BRUSSELS, November 27. /TASS/. Ukraine's inability to move the front line even with extensive NATO assistance confirms that Russia is not to be underestimated, but NATO needs to keep supporting Kiev, the organization’s Secretary General Jens Stoltenberg said at a press conference ahead of the November 28-29 meeting of the alliance's foreign ministers in Brussels.
"We see that even with all the significant help from NATO countries, the Ukrainians have not been able to move the front line during this year, this only confirms the fact that Russia cannot be underestimated," he said.
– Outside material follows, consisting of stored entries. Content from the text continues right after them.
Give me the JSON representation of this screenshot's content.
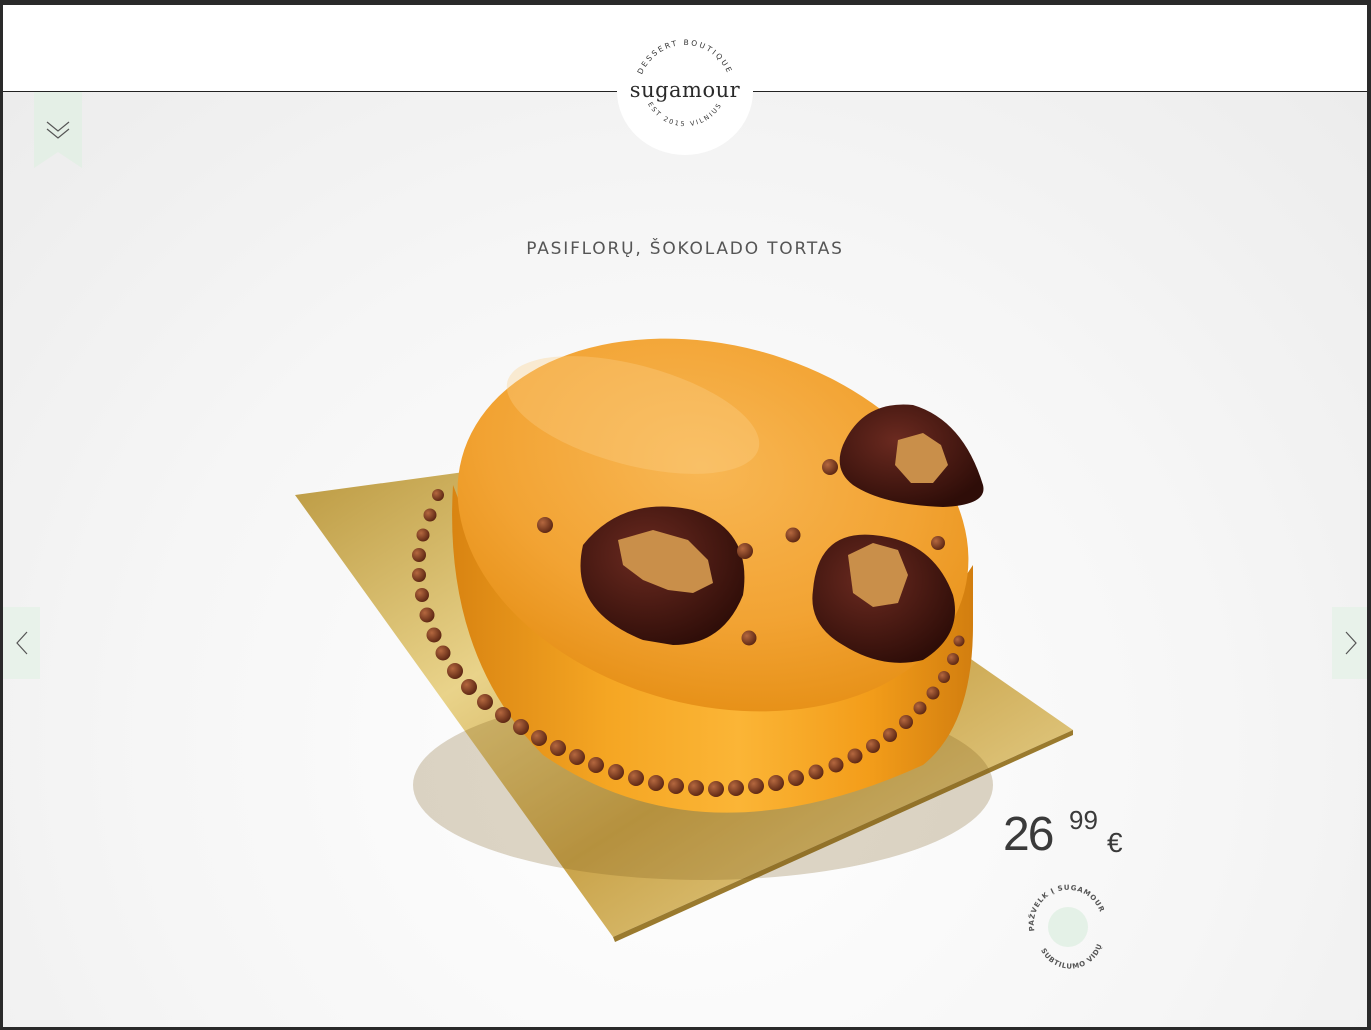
{
  "header": {
    "logo": {
      "name": "sugamour",
      "top_arc": "DESSERT BOUTIQUE",
      "bottom_arc": "EST 2015 VILNIUS"
    }
  },
  "menu": {
    "icon": "double-chevron-down-icon",
    "color": "#e4efe6"
  },
  "product": {
    "title": "PASIFLORŲ, ŠOKOLADO TORTAS",
    "price": {
      "main": "26",
      "cents": "99",
      "currency": "€"
    }
  },
  "navigation": {
    "prev_icon": "chevron-left-icon",
    "next_icon": "chevron-right-icon",
    "accent": "#e8f2ea"
  },
  "peek_badge": {
    "top_arc": "PAŽVELK Į SUGAMOUR",
    "bottom_arc": "SUBTILUMO VIDŲ",
    "fill": "#e4f1e7"
  }
}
Stoltenberg claimed that Russian industry was allegedly put into military mode and has "got significant amount of ammunition from North Korea." This "makes it hard for the Ukrainians to achieve the territorial gains we all hope for," the NATO secretary general continued. "But rest assured, I'm absolutely certain that the message from NATO allies at this meeting when we gather later at the Washington Summit is that we need to stand by Ukraine."
He believes that "it is in our [NATO’s] security interest that President Putin does not win."
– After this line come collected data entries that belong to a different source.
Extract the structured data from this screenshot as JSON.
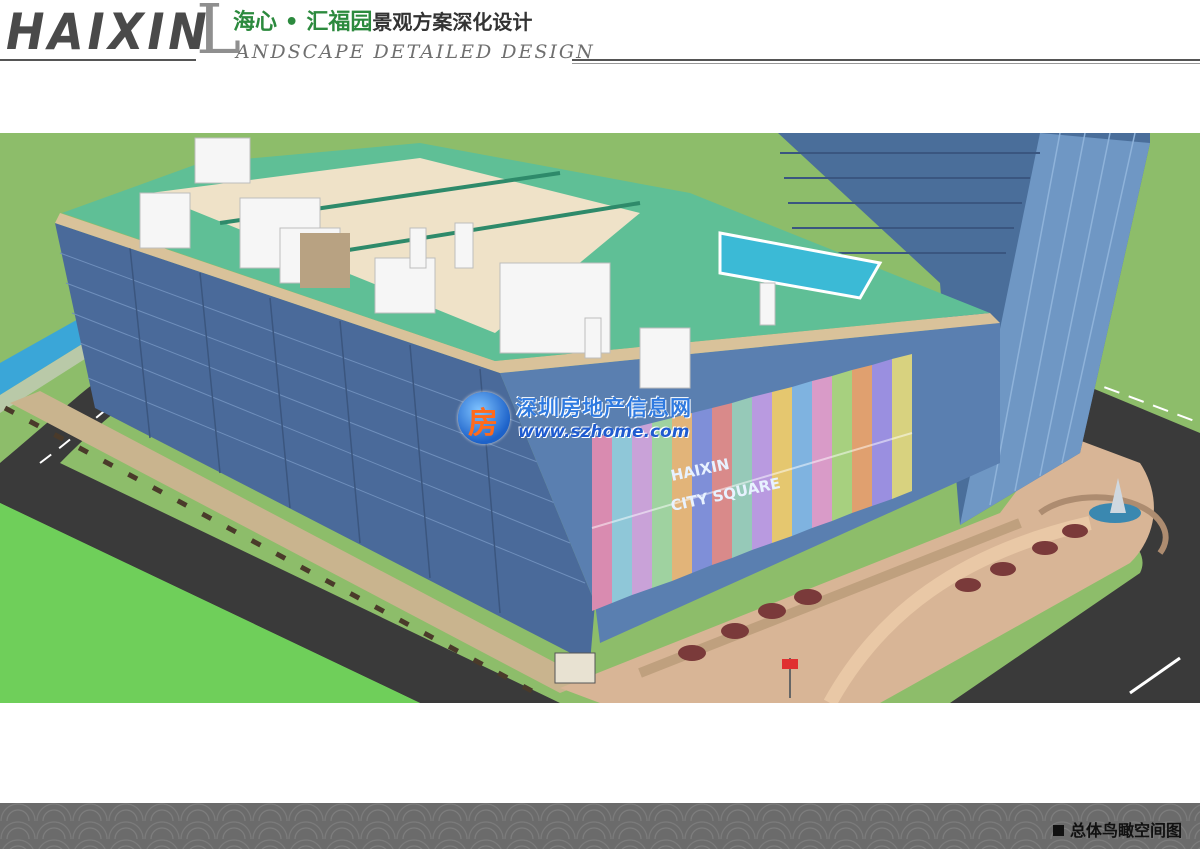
{
  "header": {
    "brand": "HAIXIN",
    "big_letter": "L",
    "title_project": "海心 • 汇福园",
    "title_rest": "景观方案深化设计",
    "subtitle_en": "ANDSCAPE DETAILED DESIGN"
  },
  "render": {
    "facade_text_line1": "HAIXIN",
    "facade_text_line2": "CITY SQUARE"
  },
  "watermark": {
    "logo_mark": "房",
    "site_name": "深圳房地产信息网",
    "url": "www.szhome.com"
  },
  "footer": {
    "caption": "总体鸟瞰空间图"
  },
  "colors": {
    "brand_green": "#2c8a3e",
    "grass": "#8dbd6a",
    "road": "#3a3a3a",
    "glass": "#4a6a9a",
    "roof_green": "#5fbf96"
  }
}
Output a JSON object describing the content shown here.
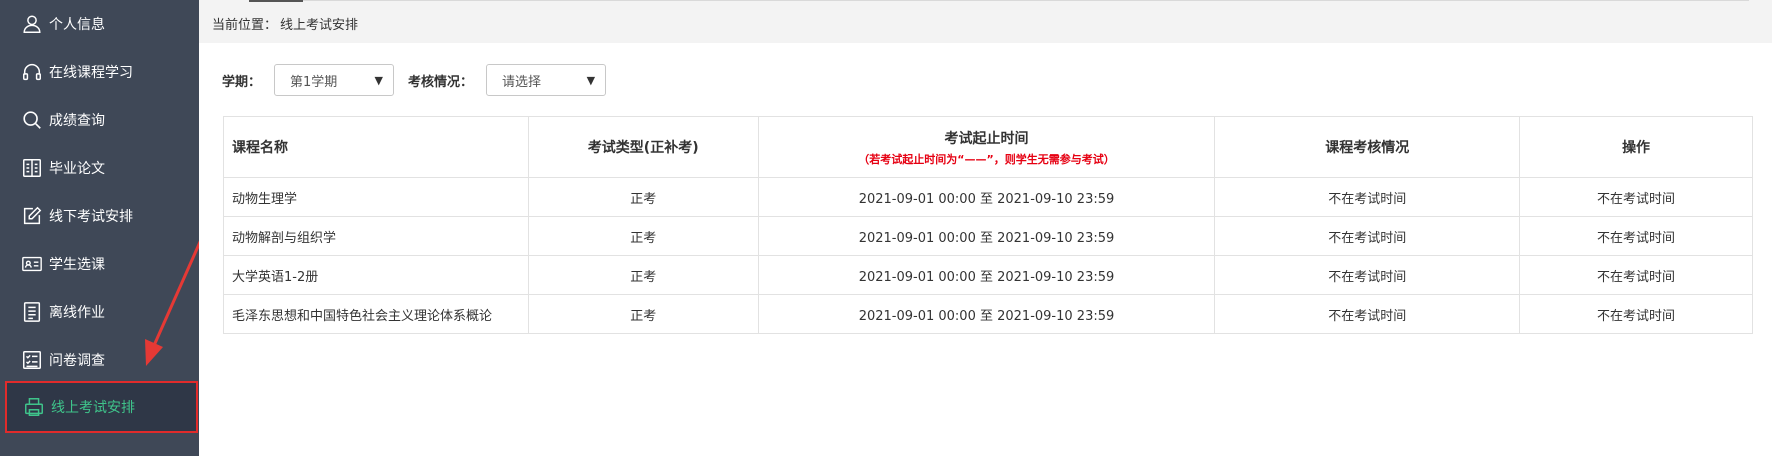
{
  "sidebar": {
    "items": [
      {
        "label": "个人信息",
        "icon": "user-icon"
      },
      {
        "label": "在线课程学习",
        "icon": "headphones-icon"
      },
      {
        "label": "成绩查询",
        "icon": "search-icon"
      },
      {
        "label": "毕业论文",
        "icon": "book-icon"
      },
      {
        "label": "线下考试安排",
        "icon": "edit-icon"
      },
      {
        "label": "学生选课",
        "icon": "id-card-icon"
      },
      {
        "label": "离线作业",
        "icon": "document-icon"
      },
      {
        "label": "问卷调查",
        "icon": "checklist-icon"
      },
      {
        "label": "线上考试安排",
        "icon": "printer-icon"
      }
    ],
    "active_index": 8
  },
  "breadcrumb": {
    "prefix": "当前位置：",
    "current": "线上考试安排"
  },
  "filters": {
    "term_label": "学期：",
    "term_value": "第1学期",
    "status_label": "考核情况：",
    "status_value": "请选择"
  },
  "table": {
    "headers": {
      "course": "课程名称",
      "type": "考试类型(正补考)",
      "time": "考试起止时间",
      "time_note": "（若考试起止时间为“——”，则学生无需参与考试）",
      "status": "课程考核情况",
      "action": "操作"
    },
    "rows": [
      {
        "course": "动物生理学",
        "type": "正考",
        "time": "2021-09-01 00:00 至 2021-09-10 23:59",
        "status": "不在考试时间",
        "action": "不在考试时间"
      },
      {
        "course": "动物解剖与组织学",
        "type": "正考",
        "time": "2021-09-01 00:00 至 2021-09-10 23:59",
        "status": "不在考试时间",
        "action": "不在考试时间"
      },
      {
        "course": "大学英语1-2册",
        "type": "正考",
        "time": "2021-09-01 00:00 至 2021-09-10 23:59",
        "status": "不在考试时间",
        "action": "不在考试时间"
      },
      {
        "course": "毛泽东思想和中国特色社会主义理论体系概论",
        "type": "正考",
        "time": "2021-09-01 00:00 至 2021-09-10 23:59",
        "status": "不在考试时间",
        "action": "不在考试时间"
      }
    ]
  },
  "colors": {
    "sidebar_bg": "#3f4857",
    "active_text": "#3fc48b",
    "highlight_border": "#e12b2b",
    "note_red": "#e60012",
    "type_green": "#4caf50",
    "status_blue": "#1f4ea8"
  }
}
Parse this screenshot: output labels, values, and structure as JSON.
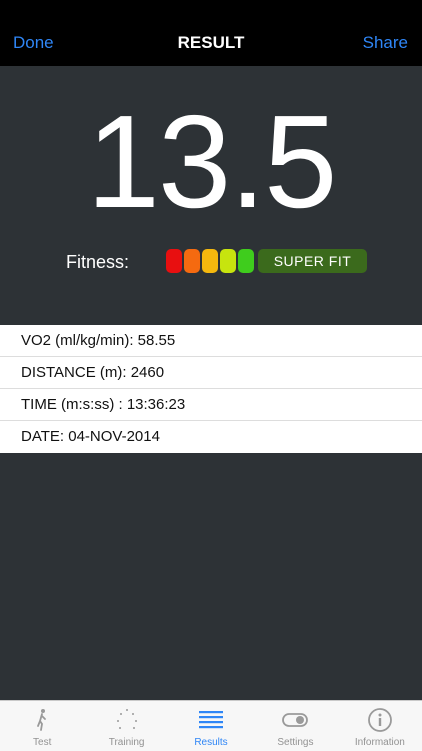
{
  "nav": {
    "left": "Done",
    "title": "RESULT",
    "right": "Share"
  },
  "result": {
    "score": "13.5",
    "fitness_label": "Fitness:",
    "fitness_level": "SUPER FIT",
    "meter_colors": [
      "#e80f10",
      "#f56a10",
      "#f4b80e",
      "#c7e40e",
      "#3fcd1d"
    ]
  },
  "details": [
    "VO2 (ml/kg/min): 58.55",
    "DISTANCE (m): 2460",
    "TIME (m:s:ss) : 13:36:23",
    "DATE: 04-NOV-2014"
  ],
  "tabs": [
    {
      "label": "Test",
      "icon": "runner-icon"
    },
    {
      "label": "Training",
      "icon": "dots-icon"
    },
    {
      "label": "Results",
      "icon": "list-icon"
    },
    {
      "label": "Settings",
      "icon": "toggle-icon"
    },
    {
      "label": "Information",
      "icon": "info-icon"
    }
  ],
  "colors": {
    "accent": "#2f86f6",
    "badge": "#3b6a1c",
    "background": "#2d3236"
  }
}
Earlier, Russian Foreign Minister Sergey Lavrov called Washington's claims that Pyongyang was providing military aid to Moscow pure speculation. On October 26, Kremlin Spokesman Dmitry Peskov brushed off reports about alleged arms deliveries to Russia from North Korea. According to him, "there are a lot of these reports, they are all, as a rule, groundless, there is nothing to them."
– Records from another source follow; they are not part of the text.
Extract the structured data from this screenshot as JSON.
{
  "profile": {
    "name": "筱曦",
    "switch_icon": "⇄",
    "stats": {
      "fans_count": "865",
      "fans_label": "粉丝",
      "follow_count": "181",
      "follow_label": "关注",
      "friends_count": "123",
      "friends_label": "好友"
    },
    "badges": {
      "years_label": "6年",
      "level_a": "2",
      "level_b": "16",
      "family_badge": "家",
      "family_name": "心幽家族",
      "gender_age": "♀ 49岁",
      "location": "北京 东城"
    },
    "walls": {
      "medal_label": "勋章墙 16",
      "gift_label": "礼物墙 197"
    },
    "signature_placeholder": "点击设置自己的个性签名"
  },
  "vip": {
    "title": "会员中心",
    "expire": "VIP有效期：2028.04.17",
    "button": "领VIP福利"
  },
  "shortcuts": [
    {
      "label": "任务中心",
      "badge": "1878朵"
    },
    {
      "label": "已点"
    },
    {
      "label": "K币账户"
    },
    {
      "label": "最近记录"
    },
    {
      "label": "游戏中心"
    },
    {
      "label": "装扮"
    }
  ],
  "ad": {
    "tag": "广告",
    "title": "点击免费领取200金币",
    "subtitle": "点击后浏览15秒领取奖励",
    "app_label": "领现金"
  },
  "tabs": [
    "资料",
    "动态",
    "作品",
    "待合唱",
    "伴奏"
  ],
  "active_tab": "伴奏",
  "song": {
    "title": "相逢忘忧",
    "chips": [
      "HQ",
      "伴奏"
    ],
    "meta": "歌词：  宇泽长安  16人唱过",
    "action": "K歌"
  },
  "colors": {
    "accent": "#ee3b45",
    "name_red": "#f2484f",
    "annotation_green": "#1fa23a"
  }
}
Asked to comment on the failure of the Ukrainian armed forces' offensive and Kiev's accusations that it had not been given enough modern means of destruction to succeed, Stoltenberg said Ukraine had received the most advanced weapons, including cruise missiles, air defense equipment, and was to receive F-16 aircraft soon.
Meanwhile, responding to being reproached for providing the Ukrainian armed forces with insufficient high-tech weapons, he hinted that Brussels believes that the huge losses of Western equipment are due to Ukraine not knowing how to use it properly.
"Just one thing about technology. I think that, first of all, we are providing Ukraine with more and more advanced systems, second, technology is not only about, you know, one specific item or weapon. It's about how they can operate together, how we can use drones, how we can use cyber, how we can use different systems and connecting them," he said.
According to him, NATO countries are currently trying to figure out new ways for Ukraine to combine the use of various types of weapons against Russia.
NATO countries are trying to "connect and integrate different weapon systems, so
they can establish or provide even more advanced capabilities," he said.
Earlier, former US ambassador to NATO and President of the Chicago Council on Global Affairs Ivo Daalder in an article published in the European edition of Politico called on Western countries to abandon the goal of restoring Ukraine's borders militarily and to focus on providing security guarantees and integration into Euro-Atlantic structures for the part of the country that is still under Kiev's control. He noted that since the Ukrainian offensive began, the front line has moved over an area of less than 500 square kilometers, which is less than 0.2% of Ukraine's territory.
Daalder added that representatives of Ukraine and the West are currently looking for someone to blame for the failure of the Ukrainian offensive. Kiev accuses Washington of not sending enough modern weapons, while Washington accuses Kiev of misusing the supplied Western weapons, in particular, insufficient concentration of tank forces in the breakthrough zones and dispersing its units in several battlefields.